My question however is on the doubt/trouble I have in understanding these three phrases in the EXAMPLE of the tup manual:
The foreach :-rule will generate a command to compile each file. 
First tup will parse the input section, and use the glob operation on the database since a '*' is present. 
This glob matches foo.c and bar.c. 

This is my interpretation of these three phrases:

If the input section of the rule contains a glob on some directory D {
    DirNode DN = database.findNode(D)
    if (DN == null) DN = database.createDirectoryNode(D)
    //Cache the directory content in the tup database
    foreach direntry F in D { 
        FileNode FN = database.findNode(F.name)
        if (FN == null) database.createFileNode(F.name)
    }
    // evaluate the glob on the file nodes in the database
    foreach filenode FN in DN: if (glob matches FN.name) inputNodes += FN
} else {
    foreach file F in the input section {
        FileNode FN = database.findNode(F.name)
        if (FN == null) database.createFileNode(F.name) 
         inputNodes   += FN
    }
}
// ...continue parsing the output section and cmd sections of the rule

Tup will only re-parse the tupfile when directory D has changed since the previous build and/or when the tupfile itself has changed.

Another interpretation is:

If the input section of the rule contains a glob on some directory D {
    GlobNode DN = database.findNode(D, globPattern)
    if (DN == null) DN = database.createGlobNode(D)
    //Cache the glob result in the tup database
    foreach direntry F in D { 
        if (glob matches F) {
            FileNode FN = database.findNode(F)
            if (FN == null) database.createFileNode(F)
             inputNodes  += FN
        }
    }
} else {
    foreach file F in the input section { 
        FileNode FN = database.findNode(F)
        if (FN == null) database.createFileNode(F)
        inputFileNames += FN.name
    }
}

This second interpretation however does not reflect the "...and use the glob operation on the database... 
because it does not apply the glob to the (file nodes in the) database but directly to the directory entries.

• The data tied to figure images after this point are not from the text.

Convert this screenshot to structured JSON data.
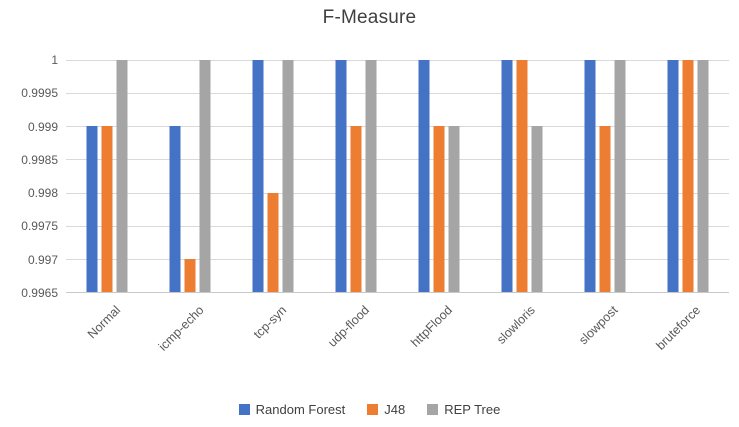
{
  "chart_data": {
    "type": "bar",
    "title": "F-Measure",
    "categories": [
      "Normal",
      "icmp-echo",
      "tcp-syn",
      "udp-flood",
      "httpFlood",
      "slowloris",
      "slowpost",
      "bruteforce"
    ],
    "series": [
      {
        "name": "Random Forest",
        "color": "#4472C4",
        "values": [
          0.999,
          0.999,
          1,
          1,
          1,
          1,
          1,
          1
        ]
      },
      {
        "name": "J48",
        "color": "#ED7D31",
        "values": [
          0.999,
          0.997,
          0.998,
          0.999,
          0.999,
          1,
          0.999,
          1
        ]
      },
      {
        "name": "REP Tree",
        "color": "#A5A5A5",
        "values": [
          1,
          1,
          1,
          1,
          0.999,
          0.999,
          1,
          1
        ]
      }
    ],
    "ylim": [
      0.9965,
      1
    ],
    "yticks": [
      0.9965,
      0.997,
      0.9975,
      0.998,
      0.9985,
      0.999,
      0.9995,
      1
    ],
    "ytick_labels": [
      "0.9965",
      "0.997",
      "0.9975",
      "0.998",
      "0.9985",
      "0.999",
      "0.9995",
      "1"
    ],
    "xlabel": "",
    "ylabel": "",
    "grid": true,
    "legend_position": "bottom"
  }
}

My question: which interpretation best matches tup's implementation? Or is tup acting in yet another way?

Why do I want to understand this ?
Consider a directory that contains a large numbers files of which only few files match the glob and
of which only few files will ever be used as input by the build.
For such a directory the first interpretation will result in many not-used file nodes in the tup database, making the
database larger and possibly slower.